I would love to come and sell my husband's turnips if you are still hosting.


----------



## Olimar (Apr 22, 2020)

will be in a work meeting for a bit! will try to get people in when I can <3


----------



## Ashariel (Apr 22, 2020)

Can I  come by pls


----------



## Olimar (Apr 22, 2020)

Things have slowed down but I'm still open!


----------



## AccfSally (Apr 22, 2020)

Can I come over?


----------



## moopig (Apr 22, 2020)

did you close up?


----------



## Olimar (Apr 22, 2020)

still open! anyone who wants to come just let me know


----------



## lizkun2point0 (Apr 22, 2020)

Hi! Still open? Would love to stop by


----------



## Cutesy (Apr 22, 2020)

Hello, if you are still open I'd love to stop by when you have a chance!


----------



## pacs (Apr 22, 2020)

I'd like to stop by! If your still going


----------



## mitfy (Apr 22, 2020)

may i come over if possible? :3


----------



## Olimar (Apr 22, 2020)

still going strong! glad so many people are getting to sell their turnips


----------



## Dreamest (Apr 22, 2020)

I can bring purple tulips. <3


----------



## spydre (Apr 22, 2020)

Hello! I can bring Lily seeds if you're still open 

Edit: I'm sorted now - happy to give you lily seeds though if you need them


----------



## Olimar (Apr 22, 2020)

yes yes! There was a comm error so send me a message if your session got interrupted, and anyone who still wants to come let me know so I can get you the new code!


----------



## ellienoise (Apr 22, 2020)

Hi! Could I visit? I can bring blue hyacints!


----------



## toenuki (Apr 22, 2020)

May I?


----------



## Trip (Apr 22, 2020)

looking to sell if you're still accepting people, I can tip a nmt


----------



## Olimar (Apr 22, 2020)

we are still open for business! If anyone has any color cosmos besides red and wants to leave any that would be greatly appreciated  again: plant, not picked! and also again: don't feel like anyone has to leave anything <3


----------



## goro (Apr 22, 2020)

If you're still open, I can tip a golden nugget and some white windflowers


----------



## Emmymarie (Apr 22, 2020)

If you're still open I'd love to come by!
Can give 3 blue windflowers or I have a pink cosmo I can give


----------



## kalinn (Apr 22, 2020)

I would like to come if possible please!


----------



## onionpudding (Apr 22, 2020)

I would love to come!! I have so many hybrids I don't use so I could drop them off after!

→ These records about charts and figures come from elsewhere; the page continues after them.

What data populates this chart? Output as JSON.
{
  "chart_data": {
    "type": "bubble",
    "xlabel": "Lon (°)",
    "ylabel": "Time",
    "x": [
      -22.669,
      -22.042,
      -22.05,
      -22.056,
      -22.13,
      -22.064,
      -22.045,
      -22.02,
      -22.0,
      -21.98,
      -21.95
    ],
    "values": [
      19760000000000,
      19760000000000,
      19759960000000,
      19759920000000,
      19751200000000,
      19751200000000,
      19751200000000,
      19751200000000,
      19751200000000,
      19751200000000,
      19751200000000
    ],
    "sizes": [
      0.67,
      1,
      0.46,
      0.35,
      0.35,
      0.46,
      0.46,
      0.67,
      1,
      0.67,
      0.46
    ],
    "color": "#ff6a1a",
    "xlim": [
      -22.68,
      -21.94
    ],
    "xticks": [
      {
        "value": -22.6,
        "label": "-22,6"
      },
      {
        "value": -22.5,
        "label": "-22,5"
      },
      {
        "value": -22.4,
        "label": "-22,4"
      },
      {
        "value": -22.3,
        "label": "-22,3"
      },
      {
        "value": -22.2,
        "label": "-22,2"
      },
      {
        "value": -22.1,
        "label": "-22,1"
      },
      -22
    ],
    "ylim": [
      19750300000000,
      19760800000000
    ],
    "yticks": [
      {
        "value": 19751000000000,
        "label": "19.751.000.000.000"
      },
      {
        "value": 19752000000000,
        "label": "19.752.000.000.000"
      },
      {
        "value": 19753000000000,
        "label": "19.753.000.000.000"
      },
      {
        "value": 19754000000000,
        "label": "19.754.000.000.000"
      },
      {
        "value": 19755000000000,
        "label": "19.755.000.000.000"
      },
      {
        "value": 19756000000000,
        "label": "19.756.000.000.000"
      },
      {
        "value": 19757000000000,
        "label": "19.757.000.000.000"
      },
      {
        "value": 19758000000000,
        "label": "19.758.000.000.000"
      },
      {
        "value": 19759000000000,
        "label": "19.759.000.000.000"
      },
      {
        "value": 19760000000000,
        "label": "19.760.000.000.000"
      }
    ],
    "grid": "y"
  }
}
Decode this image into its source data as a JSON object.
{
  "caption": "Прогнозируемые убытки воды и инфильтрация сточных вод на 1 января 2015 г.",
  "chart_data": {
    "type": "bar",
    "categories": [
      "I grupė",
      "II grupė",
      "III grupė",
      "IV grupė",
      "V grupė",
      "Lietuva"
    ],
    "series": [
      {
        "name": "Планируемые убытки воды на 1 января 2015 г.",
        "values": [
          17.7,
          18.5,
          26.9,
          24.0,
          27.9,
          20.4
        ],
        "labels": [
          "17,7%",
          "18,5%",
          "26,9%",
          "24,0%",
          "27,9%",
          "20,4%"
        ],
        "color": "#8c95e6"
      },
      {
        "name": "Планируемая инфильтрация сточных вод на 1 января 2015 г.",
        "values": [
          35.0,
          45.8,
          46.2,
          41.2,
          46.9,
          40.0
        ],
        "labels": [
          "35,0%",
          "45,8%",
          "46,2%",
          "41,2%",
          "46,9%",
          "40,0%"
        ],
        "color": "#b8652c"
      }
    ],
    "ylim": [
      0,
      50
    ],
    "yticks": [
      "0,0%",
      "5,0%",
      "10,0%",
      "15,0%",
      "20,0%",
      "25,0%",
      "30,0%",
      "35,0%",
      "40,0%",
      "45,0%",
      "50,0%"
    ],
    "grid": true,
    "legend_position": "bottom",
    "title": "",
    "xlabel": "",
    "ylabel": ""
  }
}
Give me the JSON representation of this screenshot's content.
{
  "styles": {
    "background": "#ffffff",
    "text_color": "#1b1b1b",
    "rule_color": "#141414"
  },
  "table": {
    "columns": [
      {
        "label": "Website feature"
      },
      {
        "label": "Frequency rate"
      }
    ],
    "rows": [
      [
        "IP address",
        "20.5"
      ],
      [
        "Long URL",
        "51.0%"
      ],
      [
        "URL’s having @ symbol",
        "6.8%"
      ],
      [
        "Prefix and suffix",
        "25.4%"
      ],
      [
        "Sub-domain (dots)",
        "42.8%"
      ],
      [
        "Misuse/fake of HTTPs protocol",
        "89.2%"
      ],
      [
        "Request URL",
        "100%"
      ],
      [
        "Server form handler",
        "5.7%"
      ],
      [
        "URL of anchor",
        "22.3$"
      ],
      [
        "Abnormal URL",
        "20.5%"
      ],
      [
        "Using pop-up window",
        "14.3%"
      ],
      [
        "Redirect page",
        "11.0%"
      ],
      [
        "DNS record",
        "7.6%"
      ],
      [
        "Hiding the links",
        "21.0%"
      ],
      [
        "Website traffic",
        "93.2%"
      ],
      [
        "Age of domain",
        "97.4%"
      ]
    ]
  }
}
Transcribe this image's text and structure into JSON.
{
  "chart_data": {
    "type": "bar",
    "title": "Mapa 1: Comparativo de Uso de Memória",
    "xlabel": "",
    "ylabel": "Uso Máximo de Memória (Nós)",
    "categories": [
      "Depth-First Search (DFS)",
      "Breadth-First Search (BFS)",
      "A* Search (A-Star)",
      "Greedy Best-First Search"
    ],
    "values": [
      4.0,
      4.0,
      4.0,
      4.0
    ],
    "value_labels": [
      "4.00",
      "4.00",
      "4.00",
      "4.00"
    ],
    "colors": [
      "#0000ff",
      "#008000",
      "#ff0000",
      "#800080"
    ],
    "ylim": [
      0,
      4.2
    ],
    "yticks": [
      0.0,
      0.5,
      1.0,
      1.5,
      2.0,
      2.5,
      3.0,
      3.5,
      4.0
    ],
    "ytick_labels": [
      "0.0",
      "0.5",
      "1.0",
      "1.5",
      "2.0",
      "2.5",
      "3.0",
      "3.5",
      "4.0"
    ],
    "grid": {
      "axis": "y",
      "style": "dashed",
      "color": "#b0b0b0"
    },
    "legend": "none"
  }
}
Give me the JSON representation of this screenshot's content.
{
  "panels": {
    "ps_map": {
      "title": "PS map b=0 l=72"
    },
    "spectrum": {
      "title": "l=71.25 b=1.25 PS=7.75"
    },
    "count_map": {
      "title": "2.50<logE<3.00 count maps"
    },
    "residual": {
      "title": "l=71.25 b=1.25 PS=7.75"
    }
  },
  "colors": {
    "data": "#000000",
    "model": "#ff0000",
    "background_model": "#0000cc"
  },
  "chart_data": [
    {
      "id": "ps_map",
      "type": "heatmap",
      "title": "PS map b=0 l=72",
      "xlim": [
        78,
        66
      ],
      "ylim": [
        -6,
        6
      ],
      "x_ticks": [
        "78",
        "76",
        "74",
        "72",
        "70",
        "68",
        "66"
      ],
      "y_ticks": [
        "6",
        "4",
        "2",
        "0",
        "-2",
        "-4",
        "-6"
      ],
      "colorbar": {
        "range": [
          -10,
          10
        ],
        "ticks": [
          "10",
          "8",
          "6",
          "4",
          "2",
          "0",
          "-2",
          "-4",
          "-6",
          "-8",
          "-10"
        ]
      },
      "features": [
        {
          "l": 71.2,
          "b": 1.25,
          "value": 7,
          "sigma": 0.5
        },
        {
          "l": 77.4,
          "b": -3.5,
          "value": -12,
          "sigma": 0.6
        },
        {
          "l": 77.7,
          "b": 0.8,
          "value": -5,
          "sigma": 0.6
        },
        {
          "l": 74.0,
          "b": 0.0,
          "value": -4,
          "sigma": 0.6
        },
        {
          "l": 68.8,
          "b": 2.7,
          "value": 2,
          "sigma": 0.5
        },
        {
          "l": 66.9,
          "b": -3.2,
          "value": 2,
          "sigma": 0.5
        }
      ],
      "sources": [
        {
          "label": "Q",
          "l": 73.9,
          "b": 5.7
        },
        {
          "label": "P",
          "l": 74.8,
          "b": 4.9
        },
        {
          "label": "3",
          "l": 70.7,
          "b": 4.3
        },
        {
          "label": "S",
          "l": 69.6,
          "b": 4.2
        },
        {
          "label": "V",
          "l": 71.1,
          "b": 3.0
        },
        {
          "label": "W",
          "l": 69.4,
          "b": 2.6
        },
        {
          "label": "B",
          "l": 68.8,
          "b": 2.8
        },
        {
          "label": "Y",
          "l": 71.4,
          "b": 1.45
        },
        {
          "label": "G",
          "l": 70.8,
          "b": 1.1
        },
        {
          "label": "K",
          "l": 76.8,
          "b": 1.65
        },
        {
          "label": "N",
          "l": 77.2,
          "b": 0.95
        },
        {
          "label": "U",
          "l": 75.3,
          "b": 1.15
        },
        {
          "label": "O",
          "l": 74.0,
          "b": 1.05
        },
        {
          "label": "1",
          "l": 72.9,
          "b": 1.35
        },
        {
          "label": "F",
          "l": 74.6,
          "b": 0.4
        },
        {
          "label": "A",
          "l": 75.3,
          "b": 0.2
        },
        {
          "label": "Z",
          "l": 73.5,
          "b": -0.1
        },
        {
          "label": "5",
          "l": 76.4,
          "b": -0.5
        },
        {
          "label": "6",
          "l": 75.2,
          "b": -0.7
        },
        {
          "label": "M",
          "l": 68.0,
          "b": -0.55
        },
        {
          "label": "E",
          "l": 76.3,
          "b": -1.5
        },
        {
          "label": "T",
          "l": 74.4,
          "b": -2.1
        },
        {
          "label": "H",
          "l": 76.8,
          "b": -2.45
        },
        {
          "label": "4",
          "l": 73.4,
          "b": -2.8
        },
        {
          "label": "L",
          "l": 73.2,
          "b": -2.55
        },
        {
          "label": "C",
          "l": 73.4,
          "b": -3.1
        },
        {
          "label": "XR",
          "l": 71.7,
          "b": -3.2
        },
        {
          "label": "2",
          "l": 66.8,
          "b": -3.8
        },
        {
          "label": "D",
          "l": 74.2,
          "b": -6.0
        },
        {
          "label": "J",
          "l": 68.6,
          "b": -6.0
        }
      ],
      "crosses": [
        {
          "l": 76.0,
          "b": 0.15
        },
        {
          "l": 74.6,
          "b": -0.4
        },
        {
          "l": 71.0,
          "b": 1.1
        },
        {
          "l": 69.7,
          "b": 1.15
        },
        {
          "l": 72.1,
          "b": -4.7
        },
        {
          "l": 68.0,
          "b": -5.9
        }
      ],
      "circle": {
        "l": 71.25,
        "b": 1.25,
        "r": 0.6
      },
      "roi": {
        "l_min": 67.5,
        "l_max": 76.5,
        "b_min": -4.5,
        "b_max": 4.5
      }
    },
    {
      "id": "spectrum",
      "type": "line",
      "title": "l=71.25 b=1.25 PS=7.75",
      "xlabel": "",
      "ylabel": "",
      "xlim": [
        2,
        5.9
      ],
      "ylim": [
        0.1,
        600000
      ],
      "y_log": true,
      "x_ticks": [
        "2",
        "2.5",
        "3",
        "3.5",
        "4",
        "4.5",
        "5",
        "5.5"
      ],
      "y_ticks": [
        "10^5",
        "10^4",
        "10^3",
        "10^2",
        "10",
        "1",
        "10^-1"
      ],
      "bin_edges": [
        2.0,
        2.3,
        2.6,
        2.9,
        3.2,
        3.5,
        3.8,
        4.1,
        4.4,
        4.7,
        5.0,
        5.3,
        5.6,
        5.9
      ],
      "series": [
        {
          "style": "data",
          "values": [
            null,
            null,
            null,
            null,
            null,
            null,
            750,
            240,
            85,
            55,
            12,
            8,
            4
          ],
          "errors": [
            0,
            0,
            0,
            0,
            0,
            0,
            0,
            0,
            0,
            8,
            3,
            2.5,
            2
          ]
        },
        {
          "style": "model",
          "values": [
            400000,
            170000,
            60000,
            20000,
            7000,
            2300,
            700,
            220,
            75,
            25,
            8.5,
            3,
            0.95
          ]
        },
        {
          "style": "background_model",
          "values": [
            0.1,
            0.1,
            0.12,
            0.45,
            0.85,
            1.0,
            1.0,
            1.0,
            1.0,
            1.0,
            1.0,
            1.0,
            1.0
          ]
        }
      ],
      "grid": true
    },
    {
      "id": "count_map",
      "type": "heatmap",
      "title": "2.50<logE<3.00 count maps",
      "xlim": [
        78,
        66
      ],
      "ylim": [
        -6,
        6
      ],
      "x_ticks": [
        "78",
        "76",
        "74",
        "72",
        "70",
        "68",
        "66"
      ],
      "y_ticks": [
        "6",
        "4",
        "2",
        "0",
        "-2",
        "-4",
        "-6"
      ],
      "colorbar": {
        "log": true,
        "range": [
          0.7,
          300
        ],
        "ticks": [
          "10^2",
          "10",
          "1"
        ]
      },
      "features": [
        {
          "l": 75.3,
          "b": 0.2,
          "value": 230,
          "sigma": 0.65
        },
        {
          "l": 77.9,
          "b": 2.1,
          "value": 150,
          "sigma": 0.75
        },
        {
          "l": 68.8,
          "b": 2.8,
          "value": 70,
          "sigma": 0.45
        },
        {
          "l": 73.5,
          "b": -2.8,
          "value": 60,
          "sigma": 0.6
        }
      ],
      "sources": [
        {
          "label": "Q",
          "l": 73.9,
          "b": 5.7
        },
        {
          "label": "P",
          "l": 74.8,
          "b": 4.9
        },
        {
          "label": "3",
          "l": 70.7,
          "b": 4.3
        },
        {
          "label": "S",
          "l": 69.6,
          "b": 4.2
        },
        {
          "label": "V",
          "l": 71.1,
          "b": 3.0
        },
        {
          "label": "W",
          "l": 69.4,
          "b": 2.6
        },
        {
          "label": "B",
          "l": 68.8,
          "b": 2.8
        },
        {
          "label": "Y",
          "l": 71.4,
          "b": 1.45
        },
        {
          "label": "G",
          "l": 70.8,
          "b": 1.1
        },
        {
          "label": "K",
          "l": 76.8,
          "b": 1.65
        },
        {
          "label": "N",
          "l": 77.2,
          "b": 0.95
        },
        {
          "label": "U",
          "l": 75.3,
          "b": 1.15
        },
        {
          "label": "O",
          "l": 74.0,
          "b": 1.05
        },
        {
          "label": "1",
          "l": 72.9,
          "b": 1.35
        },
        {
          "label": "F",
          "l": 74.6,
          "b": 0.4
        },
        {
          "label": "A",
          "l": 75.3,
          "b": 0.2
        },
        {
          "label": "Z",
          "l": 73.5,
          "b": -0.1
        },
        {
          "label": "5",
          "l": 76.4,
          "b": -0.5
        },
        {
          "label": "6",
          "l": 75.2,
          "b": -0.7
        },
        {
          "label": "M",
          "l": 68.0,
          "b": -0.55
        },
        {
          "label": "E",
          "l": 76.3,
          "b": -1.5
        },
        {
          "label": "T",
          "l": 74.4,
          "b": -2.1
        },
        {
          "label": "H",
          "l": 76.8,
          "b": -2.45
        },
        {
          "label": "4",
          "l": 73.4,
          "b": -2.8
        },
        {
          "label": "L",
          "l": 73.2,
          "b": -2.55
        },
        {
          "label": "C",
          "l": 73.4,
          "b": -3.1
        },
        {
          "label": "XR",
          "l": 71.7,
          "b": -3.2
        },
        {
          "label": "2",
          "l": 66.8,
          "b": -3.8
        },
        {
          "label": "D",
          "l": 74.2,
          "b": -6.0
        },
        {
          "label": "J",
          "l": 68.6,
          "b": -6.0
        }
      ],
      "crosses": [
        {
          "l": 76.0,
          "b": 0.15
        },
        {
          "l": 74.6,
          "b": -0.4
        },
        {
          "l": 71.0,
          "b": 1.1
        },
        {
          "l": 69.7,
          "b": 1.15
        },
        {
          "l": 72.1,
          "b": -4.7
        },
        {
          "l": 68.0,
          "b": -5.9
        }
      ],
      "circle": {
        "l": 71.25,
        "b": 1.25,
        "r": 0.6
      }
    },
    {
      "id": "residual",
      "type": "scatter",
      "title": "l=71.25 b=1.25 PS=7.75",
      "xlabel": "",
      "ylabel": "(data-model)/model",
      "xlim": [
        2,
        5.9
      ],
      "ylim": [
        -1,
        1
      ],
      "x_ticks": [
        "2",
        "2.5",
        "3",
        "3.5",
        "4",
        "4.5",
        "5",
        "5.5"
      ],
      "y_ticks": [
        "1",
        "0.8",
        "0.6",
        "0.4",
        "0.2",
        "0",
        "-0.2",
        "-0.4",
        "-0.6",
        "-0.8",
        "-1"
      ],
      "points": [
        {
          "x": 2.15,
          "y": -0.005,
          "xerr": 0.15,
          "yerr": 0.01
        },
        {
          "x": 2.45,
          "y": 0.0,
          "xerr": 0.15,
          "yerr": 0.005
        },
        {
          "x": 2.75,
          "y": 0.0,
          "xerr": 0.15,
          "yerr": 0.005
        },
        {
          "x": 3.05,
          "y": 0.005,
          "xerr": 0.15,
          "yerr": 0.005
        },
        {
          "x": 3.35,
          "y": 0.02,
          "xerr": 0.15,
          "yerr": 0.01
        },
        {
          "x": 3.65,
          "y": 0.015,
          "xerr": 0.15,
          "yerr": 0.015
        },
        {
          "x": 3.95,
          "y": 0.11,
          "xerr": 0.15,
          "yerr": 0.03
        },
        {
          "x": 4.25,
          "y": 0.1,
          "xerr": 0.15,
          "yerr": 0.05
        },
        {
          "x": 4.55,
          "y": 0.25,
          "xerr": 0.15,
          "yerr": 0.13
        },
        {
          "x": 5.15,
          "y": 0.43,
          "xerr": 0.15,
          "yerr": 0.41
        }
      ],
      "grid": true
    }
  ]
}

Also, do you allow multiple trips or just one? If you allow multiple, I can drop off the hybrids on my final trip!

Let me know~


----------



## zola (Apr 22, 2020)

i would love to come if you still have space!


----------



## mwgiii (Apr 22, 2020)

If you are still rolling, I would like to visit. 

Message sent.


----------



## lizkun (Apr 22, 2020)

I'd like to stop by if you're still accepting !


----------



## alebrije (Apr 22, 2020)

I would really appreciate the chance to sell my turnips. Don't need more than one trip!


----------



## Pickledsugar (Apr 22, 2020)

Pm sent


----------



## Olimar (Apr 22, 2020)

just sent the code to the last couple people I'm letting in. It's been a good 7 hours, y'all! Over 50 people visited and for not requiring tips I'm more than thankful for everything that people left for me :')

Until the next time I have stellar 'nip prices- stay safe and wash your hands!


----------